I mean … it’s Super Mario Bros. for the NES. On one hand it’s hard to understate the extent to which this game almost single handedly kicked off a revolution in console gaming. This is the bedrock upon which a decade or more of 2D gaming was built upon. On the other hand though …. it’s easy to take this game for granted as a seasoned retro-gamer. It’s not an arcane or obscure hidden gem, and as a result at a certain point it no longer really seems that ‘interesting’ anymore precisely because of the reasons I mentioned above. This is the history of retro-gaming writ large. Practically everyone in our community knows this game inside and out, and likely has long held opinions regarding it’s quality and/or legacy.

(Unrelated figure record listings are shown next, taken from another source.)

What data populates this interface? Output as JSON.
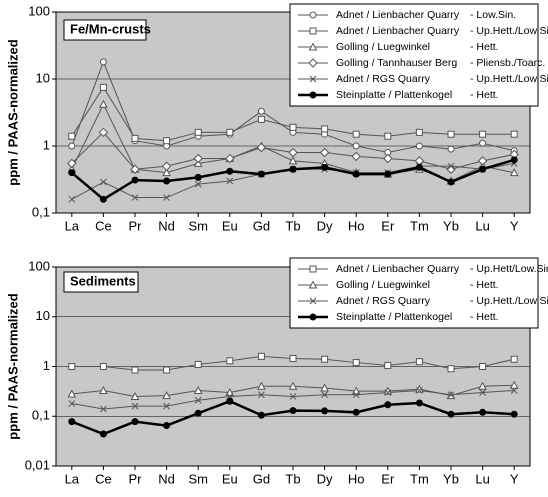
{
  "chart_data": [
    {
      "type": "line",
      "panel_label": "Fe/Mn-crusts",
      "ylabel": "ppm / PAAS-normalized",
      "log_scale": true,
      "grid": true,
      "categories": [
        "La",
        "Ce",
        "Pr",
        "Nd",
        "Sm",
        "Eu",
        "Gd",
        "Tb",
        "Dy",
        "Ho",
        "Er",
        "Tm",
        "Yb",
        "Lu",
        "Y"
      ],
      "ylim": [
        0.1,
        100
      ],
      "yticks": [
        {
          "value": 0.1,
          "label": "0,1"
        },
        1,
        10,
        100
      ],
      "series": [
        {
          "name": "Adnet / Lienbacher Quarry",
          "period": "- Low.Sin.",
          "marker": "circle",
          "color": "#555555",
          "line_width": 1,
          "values": [
            1.0,
            18,
            1.2,
            1.0,
            1.4,
            1.5,
            3.3,
            1.6,
            1.5,
            1.0,
            0.8,
            1.0,
            0.9,
            1.1,
            0.85
          ]
        },
        {
          "name": "Adnet / Lienbacher Quarry",
          "period": "- Up.Hett./Low.Sin.",
          "marker": "square",
          "color": "#555555",
          "line_width": 1,
          "values": [
            1.4,
            7.5,
            1.3,
            1.2,
            1.6,
            1.6,
            2.5,
            1.9,
            1.8,
            1.5,
            1.4,
            1.6,
            1.5,
            1.5,
            1.5
          ]
        },
        {
          "name": "Golling / Luegwinkel",
          "period": "- Hett.",
          "marker": "triangle",
          "color": "#555555",
          "line_width": 1,
          "values": [
            0.45,
            4.2,
            0.45,
            0.4,
            0.55,
            0.65,
            1.0,
            0.6,
            0.55,
            0.4,
            0.38,
            0.45,
            0.3,
            0.5,
            0.4
          ]
        },
        {
          "name": "Golling / Tannhauser Berg",
          "period": "- Pliensb./Toarc.",
          "marker": "diamond",
          "color": "#555555",
          "line_width": 1,
          "values": [
            0.55,
            1.6,
            0.45,
            0.5,
            0.65,
            0.65,
            0.95,
            0.8,
            0.8,
            0.7,
            0.65,
            0.6,
            0.45,
            0.6,
            0.75
          ]
        },
        {
          "name": "Adnet / RGS Quarry",
          "period": "- Up.Hett./Low.Sin.",
          "marker": "x",
          "color": "#555555",
          "line_width": 1,
          "values": [
            0.16,
            0.29,
            0.17,
            0.17,
            0.27,
            0.3,
            0.38,
            0.45,
            0.45,
            0.4,
            0.4,
            0.5,
            0.5,
            0.45,
            0.55
          ]
        },
        {
          "name": "Steinplatte / Plattenkogel",
          "period": "- Hett.",
          "marker": "dot",
          "color": "#000000",
          "line_width": 2.5,
          "values": [
            0.4,
            0.16,
            0.31,
            0.3,
            0.34,
            0.42,
            0.38,
            0.45,
            0.48,
            0.38,
            0.38,
            0.48,
            0.29,
            0.45,
            0.62
          ]
        }
      ]
    },
    {
      "type": "line",
      "panel_label": "Sediments",
      "ylabel": "ppm / PAAS-normalized",
      "log_scale": true,
      "grid": true,
      "categories": [
        "La",
        "Ce",
        "Pr",
        "Nd",
        "Sm",
        "Eu",
        "Gd",
        "Tb",
        "Dy",
        "Ho",
        "Er",
        "Tm",
        "Yb",
        "Lu",
        "Y"
      ],
      "ylim": [
        0.01,
        100
      ],
      "yticks": [
        {
          "value": 0.01,
          "label": "0,01"
        },
        {
          "value": 0.1,
          "label": "0,1"
        },
        1,
        10,
        100
      ],
      "series": [
        {
          "name": "Adnet / Lienbacher Quarry",
          "period": "- Up.Hett/Low.Sin.",
          "marker": "square",
          "color": "#555555",
          "line_width": 1,
          "values": [
            1.0,
            1.0,
            0.85,
            0.85,
            1.1,
            1.3,
            1.6,
            1.45,
            1.4,
            1.2,
            1.05,
            1.25,
            0.9,
            1.0,
            1.4
          ]
        },
        {
          "name": "Golling / Luegwinkel",
          "period": "- Hett.",
          "marker": "triangle",
          "color": "#555555",
          "line_width": 1,
          "values": [
            0.28,
            0.33,
            0.25,
            0.26,
            0.33,
            0.3,
            0.4,
            0.4,
            0.37,
            0.32,
            0.32,
            0.35,
            0.26,
            0.4,
            0.42
          ]
        },
        {
          "name": "Adnet / RGS Quarry",
          "period": "- Up.Hett./Low.Sin.",
          "marker": "x",
          "color": "#555555",
          "line_width": 1,
          "values": [
            0.18,
            0.14,
            0.16,
            0.16,
            0.21,
            0.25,
            0.27,
            0.25,
            0.27,
            0.27,
            0.3,
            0.33,
            0.27,
            0.3,
            0.33
          ]
        },
        {
          "name": "Steinplatte / Plattenkogel",
          "period": "- Hett.",
          "marker": "dot",
          "color": "#000000",
          "line_width": 2.5,
          "values": [
            0.078,
            0.044,
            0.078,
            0.065,
            0.115,
            0.2,
            0.105,
            0.13,
            0.128,
            0.12,
            0.17,
            0.185,
            0.11,
            0.12,
            0.11
          ]
        }
      ]
    }
  ]
}
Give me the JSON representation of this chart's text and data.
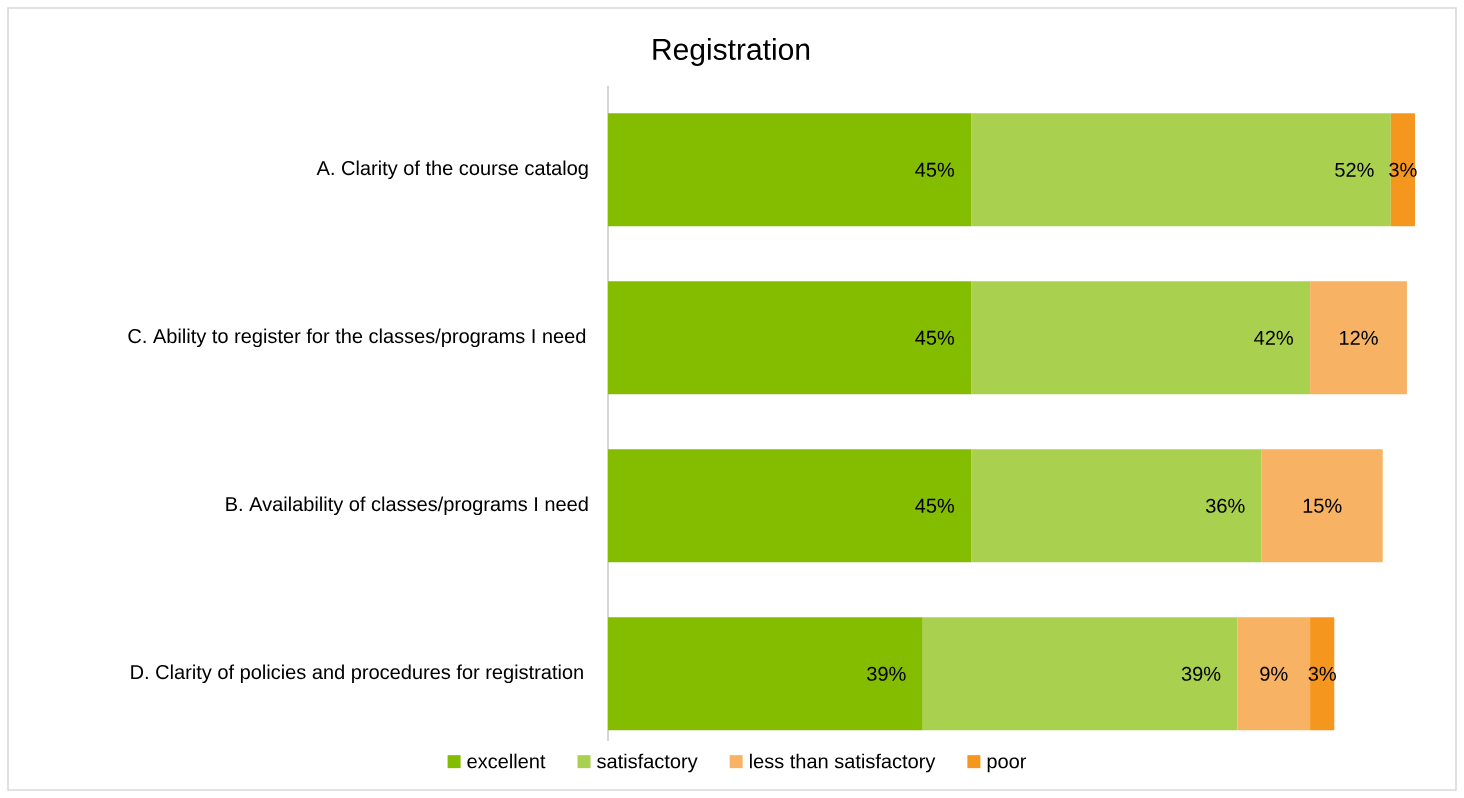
{
  "chart_data": {
    "type": "bar",
    "orientation": "horizontal",
    "stacked": true,
    "title": "Registration",
    "categories": [
      "A.  Clarity of the course catalog",
      "C.  Ability to register for the classes/programs I need",
      "B.  Availability of classes/programs I need",
      "D.  Clarity of policies and procedures for registration"
    ],
    "series": [
      {
        "name": "excellent",
        "color": "#84bc00",
        "values": [
          45,
          45,
          45,
          39
        ],
        "value_labels": [
          "45%",
          "45%",
          "45%",
          "39%"
        ]
      },
      {
        "name": "satisfactory",
        "color": "#a9d04f",
        "values": [
          52,
          42,
          36,
          39
        ],
        "value_labels": [
          "52%",
          "42%",
          "36%",
          "39%"
        ]
      },
      {
        "name": "less than satisfactory",
        "color": "#f8b264",
        "values": [
          null,
          12,
          15,
          9
        ],
        "value_labels": [
          null,
          "12%",
          "15%",
          "9%"
        ]
      },
      {
        "name": "poor",
        "color": "#f5961e",
        "values": [
          3,
          null,
          null,
          3
        ],
        "value_labels": [
          "3%",
          null,
          null,
          "3%"
        ]
      }
    ],
    "xlim": [
      0,
      100
    ],
    "tick_labels": "y",
    "legend": "bottom"
  }
}
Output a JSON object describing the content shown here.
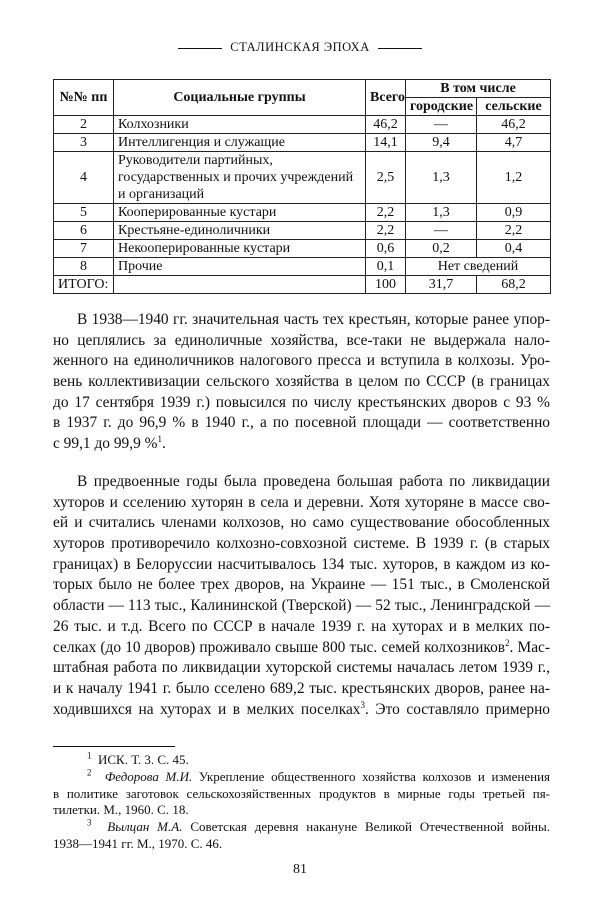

So is there really anything left to say about Super Mario Bros? Well, contrary to my typically long winded diatribes … I might surprise everyone by saying … no. Or at least by my reckoning, there’s probably not much interesting left to say about Super Mario Bros that hasn’t already been said elsewhere (and more eloquently to boot!). But here’s the crux of my point. This is absolutely a game that’s worth revisiting from time to time. I don’t want to get too grandiose here (but of course I will, because it’s me), but replaying this game has the same sort of feeling as a religious pilgrimage, insofar as it requires one to shed the complications and static of our modern lives in order to return to some principle fountainhead. And that’s not to say that this is even the best 2D platformer of its generation. It’s not. Other games would successfully build upon and modify this formula in interesting ways. Graphics, music, mechanics; all of these would be incrementally albeit steadily improved upon over the course of this gaming generation. But … this is the archetypal 8-bit platformer, and thus there’s some real value in revisiting the foundations of the era.

A number of years back I declared that the Super Mario Allstars version of this game on SNES could safely be considered the ‘definitive version’ of Super Mario Bros. There’s still an argument to be made for that sentiment of course, particularly for modern gamers experiencing the game for the first time, but after this most recent play though of the NES version … I’m not so sure anymore. The original version of Super Mario Bros. on the NES not only remains one of the best titles on the system, but one of the absolute quintessential titles on the system, something that can’t really be said about the Allstars version with regards to the SNES. As if it wasn’t already obvious, Super Mario Bros. comes highly recommended to all retro-gamers but really … you already knew that.